Florin Felecan

Personal information
- Born: April 7, 1981 (age 45) Brașov, Romania

Chess career
- Country: Romania United States
- Title: International Master (2009)
- FIDE rating: 2322 (February 2020)
- Peak rating: 2430 (November 2009)

= Florin Felecan =

Florin Felecan (born April 7, 1981, in Brasov) is a chess International Master. Born in Romania, he resides in Skokie, Illinois, having moved there on July 17, 1997, along with his family.

==Chess career==
Felecan is a multiple-time former junior national champion of Romania. In 1994, he tied for first in the U14 European Championships with a 7/9 points performance.

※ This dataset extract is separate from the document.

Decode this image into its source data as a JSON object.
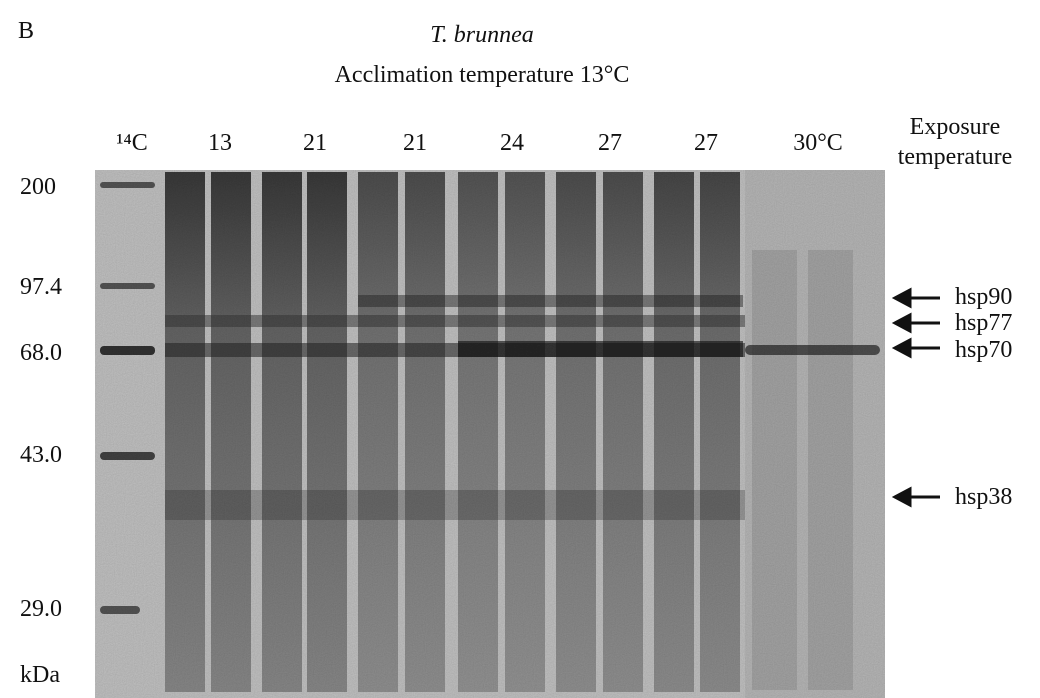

He won the 1998 National Denker Tournament of High School Champions in Hawaii with 5/5 record.

He served as one of four advisors on the World team in the Kasparov versus The World chess match in 1999.

Felecan attended University of Maryland - Baltimore County (UMBC) on a chess scholarship from 1998 until 1999. He played first/second board and led UMBC to the Pan-American team Championship in Dallas (1998) and Toronto (1999), but left shortly thereafter. He intermittently played chess from 2000 through 2002, then stopped playing until May 2006.

Felecan began actively seeking his International Master title after being contacted by organizer Sevan Muradian. Felecan achieved the three required title norms between April 2009 and July 2009. He became the third person to earn all three required title norms at the North American FIDE Invitational series organized by Sevan Muradian, behind IM Mehmed Pasalic (the first person to achieve this) and GM Marc Arnold (the second person to achieve this for his IM title).

IM Felecan worked in a non-chess related occupation until 2011 when he actively became a full-time chess coach for youth and adult players.

On the March 2013 FIDE list his Elo rating was 2375. In 2016, he tied for first in the Chicago Open Under-2400 section beating Grandmasters Eugene Perelshteyn and Holden Hernandez in the process. His 6/9 result was the best result for any player in the state of Illinois.